Code Monkey home page Code Monkey logo

chili's Introduction

Chili Build Status

Have you ever wanted to test out a new feature on only a subset of users? Did that implementation end up being lots of if/else statements embedded in the main code? If so, Chili can help.

Chili is built on top of Rails Engines and Deface and allows you to conditionally add new/modify existing views, while leaving the main code untouched.

Tutorial & Examples

Requirements

  • Rails 3.2+
  • Ruby 1.9.2+

Installation

First add Chili to your app's Gemfile:

gem 'chili'

and run bundle.

Usage

Chili extensions are like mini apps that are created inside your main app's vendor directory using using the "chili" generator.

Creating a new chili extension

As an example, assuming you want to add a new extension named "social" that exposes a new feature in the form of a like-button to a subset of users, first within your main app run:

$ rails g chili:extension social

This will:

  1. Create the directory vendor/chili/social_extension containing the basic structure for the extension
  2. Add a reference to the extension to the main app gemfile

Since the extension is mounted as a gem you'll have to restart the app.

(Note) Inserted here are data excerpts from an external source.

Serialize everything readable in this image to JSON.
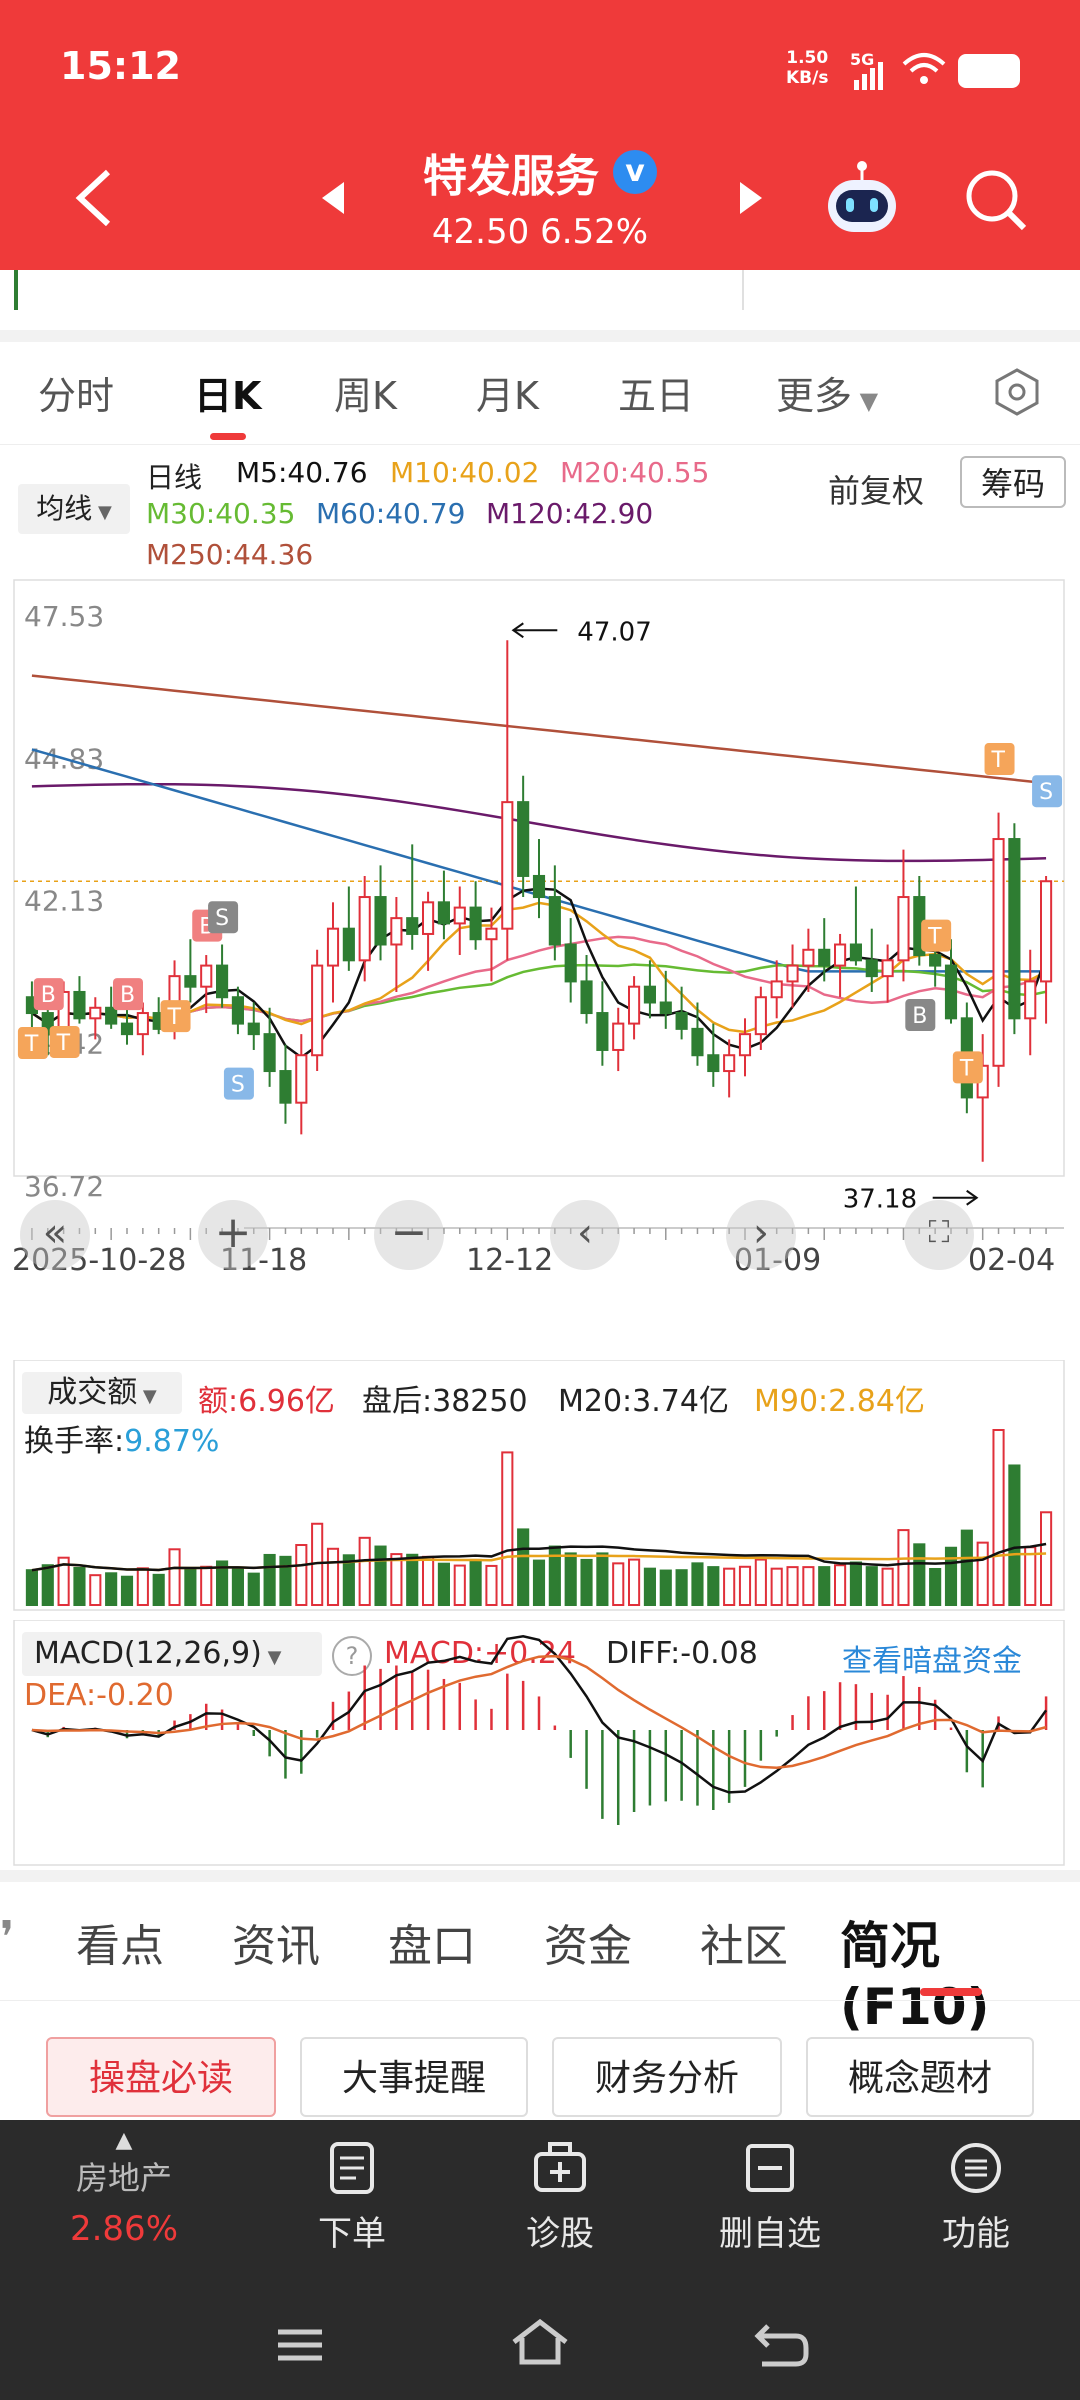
{
  "status": {
    "time": "15:12",
    "net_speed": "1.50",
    "net_unit": "KB/s",
    "signal": "5G"
  },
  "header": {
    "title": "特发服务",
    "verified_mark": "v",
    "price": "42.50",
    "change": "6.52%",
    "price_line": "42.50 6.52%"
  },
  "ktabs": [
    "分时",
    "日K",
    "周K",
    "月K",
    "五日",
    "更多"
  ],
  "ma_legend": {
    "selector": "均线",
    "line_label": "日线",
    "m5": "M5:40.76",
    "m10": "M10:40.02",
    "m20": "M20:40.55",
    "m30": "M30:40.35",
    "m60": "M60:40.79",
    "m120": "M120:42.90",
    "m250": "M250:44.36",
    "adjust": "前复权",
    "chips": "筹码"
  },
  "chart_axis": {
    "y_ticks": [
      "47.53",
      "44.83",
      "42.13",
      "39.42",
      "36.72"
    ],
    "x_ticks": [
      "2025-10-28",
      "11-18",
      "12-12",
      "01-09",
      "02-04"
    ],
    "high_label": "47.07",
    "low_label": "37.18"
  },
  "volume_legend": {
    "selector": "成交额",
    "amount": "额:6.96亿",
    "after_hours": "盘后:38250",
    "m20": "M20:3.74亿",
    "m90": "M90:2.84亿",
    "turnover_label": "换手率:",
    "turnover_value": "9.87%"
  },
  "macd_legend": {
    "selector": "MACD(12,26,9)",
    "help": "?",
    "macd": "MACD:+0.24",
    "diff": "DIFF:-0.08",
    "dea": "DEA:-0.20",
    "link": "查看暗盘资金"
  },
  "bottom_tabs": [
    "看点",
    "资讯",
    "盘口",
    "资金",
    "社区",
    "简况(F10)"
  ],
  "f10_buttons": [
    "操盘必读",
    "大事提醒",
    "财务分析",
    "概念题材"
  ],
  "bottom_nav": {
    "sector_name": "房地产",
    "sector_change": "2.86%",
    "items": [
      "下单",
      "诊股",
      "删自选",
      "功能"
    ]
  },
  "colors": {
    "header_red": "#ef3a3a",
    "up": "#e0303a",
    "down": "#2e7d32",
    "m5": "#111111",
    "m10": "#e8a21a",
    "m20": "#e86a8a",
    "m30": "#66bb33",
    "m60": "#2a6fb0",
    "m120": "#6a1a6a",
    "m250": "#b0503a"
  },
  "chart_data": {
    "type": "candlestick",
    "y_range": [
      36.72,
      47.53
    ],
    "x_start": "2025-10-28",
    "x_end": "2026-02-04",
    "ohlc": [
      [
        40.3,
        40.6,
        39.6,
        40.0
      ],
      [
        40.0,
        40.4,
        39.2,
        39.6
      ],
      [
        39.6,
        40.6,
        39.4,
        40.4
      ],
      [
        40.4,
        40.7,
        39.8,
        39.9
      ],
      [
        39.9,
        40.3,
        39.5,
        40.1
      ],
      [
        40.1,
        40.5,
        39.7,
        39.8
      ],
      [
        39.8,
        40.1,
        39.4,
        39.6
      ],
      [
        39.6,
        40.2,
        39.2,
        40.0
      ],
      [
        40.0,
        40.3,
        39.6,
        39.7
      ],
      [
        39.7,
        41.0,
        39.5,
        40.7
      ],
      [
        40.7,
        41.4,
        40.2,
        40.5
      ],
      [
        40.5,
        41.1,
        40.0,
        40.9
      ],
      [
        40.9,
        41.3,
        40.1,
        40.3
      ],
      [
        40.3,
        40.5,
        39.6,
        39.8
      ],
      [
        39.8,
        40.2,
        39.3,
        39.6
      ],
      [
        39.6,
        40.1,
        38.6,
        38.9
      ],
      [
        38.9,
        39.4,
        37.9,
        38.3
      ],
      [
        38.3,
        39.6,
        37.7,
        39.2
      ],
      [
        39.2,
        41.2,
        38.9,
        40.9
      ],
      [
        40.9,
        42.1,
        40.2,
        41.6
      ],
      [
        41.6,
        42.4,
        40.8,
        41.0
      ],
      [
        41.0,
        42.6,
        40.6,
        42.2
      ],
      [
        42.2,
        42.8,
        41.0,
        41.3
      ],
      [
        41.3,
        42.2,
        40.4,
        41.8
      ],
      [
        41.8,
        43.2,
        41.2,
        41.5
      ],
      [
        41.5,
        42.3,
        40.8,
        42.1
      ],
      [
        42.1,
        42.7,
        41.4,
        41.7
      ],
      [
        41.7,
        42.4,
        41.1,
        42.0
      ],
      [
        42.0,
        42.5,
        41.2,
        41.4
      ],
      [
        41.4,
        42.0,
        40.6,
        41.6
      ],
      [
        41.6,
        47.07,
        41.0,
        44.0
      ],
      [
        44.0,
        44.5,
        42.2,
        42.6
      ],
      [
        42.6,
        43.3,
        41.8,
        42.2
      ],
      [
        42.2,
        42.8,
        41.0,
        41.3
      ],
      [
        41.3,
        41.8,
        40.2,
        40.6
      ],
      [
        40.6,
        41.1,
        39.8,
        40.0
      ],
      [
        40.0,
        40.6,
        39.0,
        39.3
      ],
      [
        39.3,
        40.1,
        38.9,
        39.8
      ],
      [
        39.8,
        40.7,
        39.5,
        40.5
      ],
      [
        40.5,
        41.0,
        39.9,
        40.2
      ],
      [
        40.2,
        40.8,
        39.7,
        40.0
      ],
      [
        40.0,
        40.5,
        39.5,
        39.7
      ],
      [
        39.7,
        40.2,
        39.0,
        39.2
      ],
      [
        39.2,
        39.8,
        38.6,
        38.9
      ],
      [
        38.9,
        39.5,
        38.4,
        39.2
      ],
      [
        39.2,
        39.9,
        38.8,
        39.6
      ],
      [
        39.6,
        40.5,
        39.3,
        40.3
      ],
      [
        40.3,
        41.0,
        39.9,
        40.6
      ],
      [
        40.6,
        41.3,
        40.1,
        40.9
      ],
      [
        40.9,
        41.6,
        40.4,
        41.2
      ],
      [
        41.2,
        41.8,
        40.6,
        40.9
      ],
      [
        40.9,
        41.5,
        40.3,
        41.3
      ],
      [
        41.3,
        42.4,
        40.9,
        41.0
      ],
      [
        41.0,
        41.6,
        40.4,
        40.7
      ],
      [
        40.7,
        41.3,
        40.2,
        41.0
      ],
      [
        41.0,
        43.1,
        40.6,
        42.2
      ],
      [
        42.2,
        42.6,
        40.9,
        41.1
      ],
      [
        41.1,
        41.7,
        40.5,
        40.9
      ],
      [
        40.9,
        41.4,
        39.8,
        39.9
      ],
      [
        39.9,
        40.2,
        38.1,
        38.4
      ],
      [
        38.4,
        39.6,
        37.18,
        39.0
      ],
      [
        39.0,
        43.8,
        38.6,
        43.3
      ],
      [
        43.3,
        43.6,
        39.6,
        39.9
      ],
      [
        39.9,
        41.2,
        39.2,
        40.6
      ],
      [
        40.6,
        42.6,
        39.8,
        42.5
      ]
    ],
    "volume_unit": "亿",
    "annotations": {
      "high": "47.07",
      "low": "37.18"
    }
  }
}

Define who can see the extension

Use the active_if block to control whether new the extension is active for each user. The context of the active_if block is the application controller so you can use any methods available to that.

# lib/social_extension.rb
module SocialExtension
  extend Chili::Activatable
  active_if { logged_in? && current_user.admin? } # Extension is only visible to logged in admin users
end

Modifying view templates in main app

Chili uses Deface to dynamically modify existing view templates (see Deface docs for details) Add overrides to the app/overides directory mirroring the path of the view you want to modify. For example, assuming the main app has the partial app/views/posts/_post.html.erb:

<% # app/overrides/posts/_post/like_button.html.erb.deface (folder should mirror main app view path) %>
<!-- insert_bottom 'tr' -->
<td><%= link_to 'Like!', social_extension.likes_path(like: {post_id: post}), method: :post %></td>

Adding new resources

Run rails g scaffold Like from within the extension's directory. The new resource will be namespaced to SocialExtension::Like and automounted as an isolated engine in the main app at /chili/social_extension/likes, but will only be accessible when active_if is true.

Migrations

Migrations are handled the same way as engines. Use the following commands after you've added a new migration to your extension:

$ rake social_extension:migrations:install
$ rake db:migrate

Modifying existing models

Create a model with the same name as the one you want to modify by running: rails g model User --migration=false inside your extension's directory and edit it to inherit from the original:

# app/models/social_extension/user.rb
module SocialExtension
  class User < ::User
    has_many :likes
  end
end

Access in your overrides/extension views through the namespaced model:

<%= SocialExtension::User.first.likes %>
<%= current_user.becomes(SocialExtension::User).likes %>

Stylesheets/javascripts

Files added to the extension's app/assets/social_extension/javascripts|stylesheets directory are automatically injected into the layout using a pre-generated override:

<% # app/overrides/layouts/application/assets.html.erb.deface %>
<!-- insert_bottom 'head' -->
<%= stylesheet_link_tag 'social_extension/application' %>
<%= javascript_include_tag 'social_extension/application' %>

If you don't need any css/js in your extension, you can remove this file.

Gotchas

  • Chili will not be able to automount if you use a catch-all route in your main app (ie match '*a', to: 'errors#routing'), you will have to remove the catch-all or manually add the engine to the main app's routes file.
  • Just like normal engines, Chili requires you to prepend path helpers with main_app (ie main_app.root_path etc) in view templates that are shared with the main app (such as the main app's application layout file).

Recommend Projects

  • React photo React

    A declarative, efficient, and flexible JavaScript library for building user interfaces.

  • Vue.js photo Vue.js

    ๐Ÿ–– Vue.js is a progressive, incrementally-adoptable JavaScript framework for building UI on the web.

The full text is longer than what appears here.